No, LO is meant to be a useful tool. The Writer component is oriented towards beautiful text formatting. It tries to map typographic traditional rules on a piece of hardware/software. Of course, this mapping is done by programmers who are specialists in their own domain; sometimes not in typography.

As long as questions are targeted on usability, ergonomics, typography (and their translation into LO paradigms), answers can be given in the same vocabulary.

However, LO is a very complex app. Inevitably, documentation is lagging behind the evolution rate and feature additions. Also, its style may not be fit for all initial knowledge levels of readers (either concerning using a document processor on a computer or using LO for a specific typographic task). This is where this site comes in as a complement to the documentation.

But, you may stumble on border cases, maybe involving bugs (many many and not enough programmers). Vocabulary becomes then harder to follow because we must determine if the cause is a mistake in LO or OS usage or internal to LO. I’m no LO developer, only an enlightened power user trying to return the benefit and comfort I got for free from LO.

What is difficult is to appraise the skills of the “asker” (simultaneously in typography, LO usage and computer “fluency”) from the way the question is written. Add to that the “regulars” here (only a handful) get tired by the laziness of many not opening Tools>Help nor reading the free downloadable manual where up to 80% of the answers (usually about how to use LO) can be found. They become aroused by this, which may explain the terseness or tone of their answers. The other 20% are really challenging questions or bugs.

PS: I disagree on the downvote for your question on “strange characters”. This is one challenging question for me.

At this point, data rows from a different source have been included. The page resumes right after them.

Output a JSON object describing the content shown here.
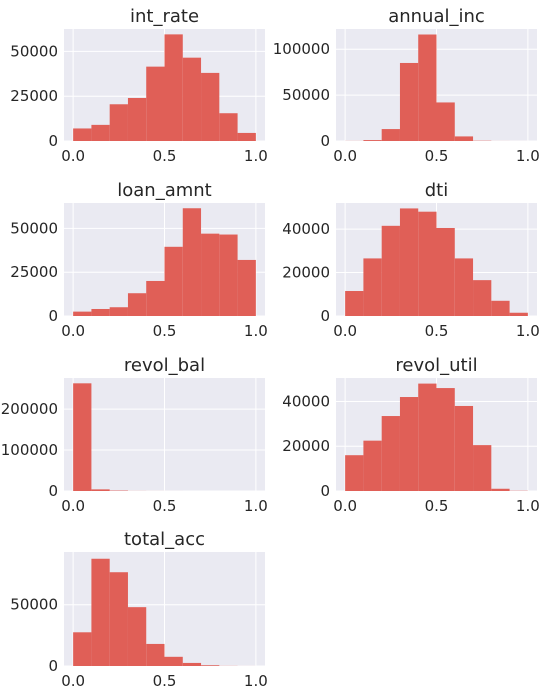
{
  "chart_data": [
    {
      "type": "bar",
      "title": "int_rate",
      "bin_edges": [
        0.0,
        0.1,
        0.2,
        0.3,
        0.4,
        0.5,
        0.6,
        0.7,
        0.8,
        0.9,
        1.0
      ],
      "values": [
        7000,
        9000,
        20500,
        24000,
        41500,
        59500,
        46500,
        38000,
        15500,
        4500
      ],
      "xlim": [
        -0.05,
        1.05
      ],
      "ylim": [
        0,
        62500
      ],
      "xticks": [
        0.0,
        0.5,
        1.0
      ],
      "xtick_labels": [
        "0.0",
        "0.5",
        "1.0"
      ],
      "yticks": [
        0,
        25000,
        50000
      ],
      "ytick_labels": [
        "0",
        "25000",
        "50000"
      ]
    },
    {
      "type": "bar",
      "title": "annual_inc",
      "bin_edges": [
        0.0,
        0.1,
        0.2,
        0.3,
        0.4,
        0.5,
        0.6,
        0.7,
        0.8,
        0.9,
        1.0
      ],
      "values": [
        100,
        1000,
        13000,
        85000,
        116000,
        42000,
        5000,
        300,
        50,
        20
      ],
      "xlim": [
        -0.05,
        1.05
      ],
      "ylim": [
        0,
        122000
      ],
      "xticks": [
        0.0,
        0.5,
        1.0
      ],
      "xtick_labels": [
        "0.0",
        "0.5",
        "1.0"
      ],
      "yticks": [
        0,
        50000,
        100000
      ],
      "ytick_labels": [
        "0",
        "50000",
        "100000"
      ]
    },
    {
      "type": "bar",
      "title": "loan_amnt",
      "bin_edges": [
        0.0,
        0.1,
        0.2,
        0.3,
        0.4,
        0.5,
        0.6,
        0.7,
        0.8,
        0.9,
        1.0
      ],
      "values": [
        2500,
        4000,
        5000,
        13000,
        20000,
        39500,
        61500,
        47000,
        46500,
        32000
      ],
      "xlim": [
        -0.05,
        1.05
      ],
      "ylim": [
        0,
        64500
      ],
      "xticks": [
        0.0,
        0.5,
        1.0
      ],
      "xtick_labels": [
        "0.0",
        "0.5",
        "1.0"
      ],
      "yticks": [
        0,
        25000,
        50000
      ],
      "ytick_labels": [
        "0",
        "25000",
        "50000"
      ]
    },
    {
      "type": "bar",
      "title": "dti",
      "bin_edges": [
        0.0,
        0.1,
        0.2,
        0.3,
        0.4,
        0.5,
        0.6,
        0.7,
        0.8,
        0.9,
        1.0
      ],
      "values": [
        11500,
        26500,
        41500,
        49500,
        48000,
        40500,
        26500,
        16500,
        7000,
        1500
      ],
      "xlim": [
        -0.05,
        1.05
      ],
      "ylim": [
        0,
        52000
      ],
      "xticks": [
        0.0,
        0.5,
        1.0
      ],
      "xtick_labels": [
        "0.0",
        "0.5",
        "1.0"
      ],
      "yticks": [
        0,
        20000,
        40000
      ],
      "ytick_labels": [
        "0",
        "20000",
        "40000"
      ]
    },
    {
      "type": "bar",
      "title": "revol_bal",
      "bin_edges": [
        0.0,
        0.1,
        0.2,
        0.3,
        0.4,
        0.5,
        0.6,
        0.7,
        0.8,
        0.9,
        1.0
      ],
      "values": [
        263000,
        4000,
        1000,
        200,
        80,
        40,
        20,
        10,
        5,
        5
      ],
      "xlim": [
        -0.05,
        1.05
      ],
      "ylim": [
        0,
        276000
      ],
      "xticks": [
        0.0,
        0.5,
        1.0
      ],
      "xtick_labels": [
        "0.0",
        "0.5",
        "1.0"
      ],
      "yticks": [
        0,
        100000,
        200000
      ],
      "ytick_labels": [
        "0",
        "100000",
        "200000"
      ]
    },
    {
      "type": "bar",
      "title": "revol_util",
      "bin_edges": [
        0.0,
        0.1,
        0.2,
        0.3,
        0.4,
        0.5,
        0.6,
        0.7,
        0.8,
        0.9,
        1.0
      ],
      "values": [
        16000,
        22500,
        33500,
        42000,
        48000,
        46000,
        38000,
        20500,
        1000,
        100
      ],
      "xlim": [
        -0.05,
        1.05
      ],
      "ylim": [
        0,
        50500
      ],
      "xticks": [
        0.0,
        0.5,
        1.0
      ],
      "xtick_labels": [
        "0.0",
        "0.5",
        "1.0"
      ],
      "yticks": [
        0,
        20000,
        40000
      ],
      "ytick_labels": [
        "0",
        "20000",
        "40000"
      ]
    },
    {
      "type": "bar",
      "title": "total_acc",
      "bin_edges": [
        0.0,
        0.1,
        0.2,
        0.3,
        0.4,
        0.5,
        0.6,
        0.7,
        0.8,
        0.9,
        1.0
      ],
      "values": [
        27500,
        87500,
        76500,
        48000,
        18000,
        7500,
        2500,
        600,
        100,
        20
      ],
      "xlim": [
        -0.05,
        1.05
      ],
      "ylim": [
        0,
        93000
      ],
      "xticks": [
        0.0,
        0.5,
        1.0
      ],
      "xtick_labels": [
        "0.0",
        "0.5",
        "1.0"
      ],
      "yticks": [
        0,
        50000
      ],
      "ytick_labels": [
        "0",
        "50000"
      ]
    }
  ],
  "colors": {
    "bar": "#e05f57",
    "plot_background": "#eaeaf2",
    "grid": "#ffffff",
    "text": "#262626"
  }
}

I research every single question before I ask it to see if anyone had the problem before, not just here, but usually on a general search. I also read the manual. Sometimes that is still not enough! I am really struggling with the unusual characters as I don’t know if they will appear in a self-published book…seeing as they appear all over the place whenever I copy and paste. It seems likely self-publishing software might do the same. It is really annoying as the grammar editor I use tells me I have a zillion mistakes…I suppose a PDF would not include them???

No PDF will also include them. It seems you have a problem at a critical level of your computer, but the correct place to discuss it is in your ad-hoc question.

Are you writing a Web Page in HTML? if so you need to define the Character set like: and that may help.

No. Trying to format a book.

I asked because in the early 2000s I would try and validate a web page I was working on and get such characters.